Water: This is where people fail. Figs have shallow, spreading roots. They need consistent moisture—about 1.5 inches of water per week during the heat of summer—but they hate “wet feet.”
If you are growing in the heavy clay typical of inland San Diego, you must amend your soil with gypsum and run your drip lines for shorter, more frequent intervals to prevent root rot.
Common Mistakes and How to Avoid Them
I see the same errors in backyard orchards every year. The biggest one is the “stub cut.” When people remove a branch, they leave a 2-inch stub sticking out from the trunk. This stub will die back, rot, and provide a perfect entry tunnel for beetles and fungus to enter the main trunk. Always cut to the branch collar—the swollen ring where the branch meets the trunk.
Another mistake is pruning too early. In San Diego, we can get warm spells in December that trick trees into waking up. If you prune in early December, you might stimulate new growth that will get fried by a January frost. Wait until late January or early February when the tree is in its deepest sleep.

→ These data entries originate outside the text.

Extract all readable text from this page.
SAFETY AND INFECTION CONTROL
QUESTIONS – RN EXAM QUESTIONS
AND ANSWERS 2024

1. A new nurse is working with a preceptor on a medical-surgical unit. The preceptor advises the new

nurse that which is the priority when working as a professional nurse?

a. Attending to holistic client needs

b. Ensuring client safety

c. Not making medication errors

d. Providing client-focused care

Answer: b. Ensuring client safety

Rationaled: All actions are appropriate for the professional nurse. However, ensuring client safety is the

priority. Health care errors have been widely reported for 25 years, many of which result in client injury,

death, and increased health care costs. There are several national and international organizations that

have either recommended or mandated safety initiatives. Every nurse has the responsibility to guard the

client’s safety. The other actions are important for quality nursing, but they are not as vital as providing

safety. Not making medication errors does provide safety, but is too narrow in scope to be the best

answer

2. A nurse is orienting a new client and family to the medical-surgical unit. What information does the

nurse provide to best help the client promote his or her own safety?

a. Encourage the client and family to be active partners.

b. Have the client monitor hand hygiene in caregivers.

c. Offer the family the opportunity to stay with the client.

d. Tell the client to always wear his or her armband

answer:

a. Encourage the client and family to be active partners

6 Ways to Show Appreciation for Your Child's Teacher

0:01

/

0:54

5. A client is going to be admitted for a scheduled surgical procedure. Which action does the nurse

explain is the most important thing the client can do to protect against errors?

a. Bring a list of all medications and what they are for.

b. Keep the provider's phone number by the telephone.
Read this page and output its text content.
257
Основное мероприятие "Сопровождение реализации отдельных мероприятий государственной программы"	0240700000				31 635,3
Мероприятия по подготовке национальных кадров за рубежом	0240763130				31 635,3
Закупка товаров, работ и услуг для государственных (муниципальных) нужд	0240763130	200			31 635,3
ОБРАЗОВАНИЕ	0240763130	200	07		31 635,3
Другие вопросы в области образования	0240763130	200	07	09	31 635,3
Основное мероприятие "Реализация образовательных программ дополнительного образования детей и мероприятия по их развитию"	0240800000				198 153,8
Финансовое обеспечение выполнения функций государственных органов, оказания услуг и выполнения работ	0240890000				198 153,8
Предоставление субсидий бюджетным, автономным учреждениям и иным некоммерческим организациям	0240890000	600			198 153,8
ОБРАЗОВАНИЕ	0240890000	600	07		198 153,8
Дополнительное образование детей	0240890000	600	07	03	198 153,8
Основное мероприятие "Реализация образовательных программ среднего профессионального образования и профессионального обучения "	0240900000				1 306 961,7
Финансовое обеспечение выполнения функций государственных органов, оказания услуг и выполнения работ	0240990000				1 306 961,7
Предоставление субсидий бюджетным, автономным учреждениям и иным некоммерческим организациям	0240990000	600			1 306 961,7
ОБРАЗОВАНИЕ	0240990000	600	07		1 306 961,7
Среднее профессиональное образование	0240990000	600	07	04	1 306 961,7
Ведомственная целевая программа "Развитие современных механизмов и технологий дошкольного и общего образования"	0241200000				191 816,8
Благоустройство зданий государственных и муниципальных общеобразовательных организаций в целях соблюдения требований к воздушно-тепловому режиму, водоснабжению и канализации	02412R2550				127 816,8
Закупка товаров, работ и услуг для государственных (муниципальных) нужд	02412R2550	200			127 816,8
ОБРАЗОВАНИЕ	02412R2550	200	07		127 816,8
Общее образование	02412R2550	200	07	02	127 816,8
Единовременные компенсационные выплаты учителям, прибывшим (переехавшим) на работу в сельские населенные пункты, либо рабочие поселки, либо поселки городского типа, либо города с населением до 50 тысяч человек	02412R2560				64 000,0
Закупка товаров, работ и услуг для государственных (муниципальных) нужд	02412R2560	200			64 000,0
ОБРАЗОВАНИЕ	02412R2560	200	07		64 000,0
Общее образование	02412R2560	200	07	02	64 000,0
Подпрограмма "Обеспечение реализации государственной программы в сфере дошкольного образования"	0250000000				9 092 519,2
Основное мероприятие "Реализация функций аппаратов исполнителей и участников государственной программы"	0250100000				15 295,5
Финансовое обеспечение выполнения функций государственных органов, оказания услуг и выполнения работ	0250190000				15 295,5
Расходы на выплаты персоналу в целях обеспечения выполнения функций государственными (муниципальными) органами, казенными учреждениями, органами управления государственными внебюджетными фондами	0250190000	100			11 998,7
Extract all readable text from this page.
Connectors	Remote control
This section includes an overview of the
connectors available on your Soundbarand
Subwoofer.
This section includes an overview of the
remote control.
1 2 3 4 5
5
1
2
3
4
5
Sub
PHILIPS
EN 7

Don’t paint the cuts! Old advice suggested painting pruning cuts with tar or sealant. Modern arboriculture proves this actually traps moisture and bacteria inside the wound. Let the tree heal itself in the open air.
Final Thoughts for the Harvest
Pruning is intimidating until you realize that the fig tree wants to survive. It is a weed in its native habitat. You are merely the traffic controller, directing the flow of energy from wood production into fruit production.
Our passion at Exotic Fruits and Vegetables drives us to experiment constantly, but the basics of airflow and light penetration never change. Grab your shears, wait for the leaves to drop, and open up that center. When you are eating a sun-warmed, jammy fig in August, you’ll know every cut was worth it.
Remember: A well-pruned fig tree should look sparse and skeletal in winter. If it looks “nice and full” after you prune, go back and take out another 20%.
What’s the real secret to success? It isn’t a magic fertilizer or a lunar calendar. It’s the courage to make the cut. Happy growing.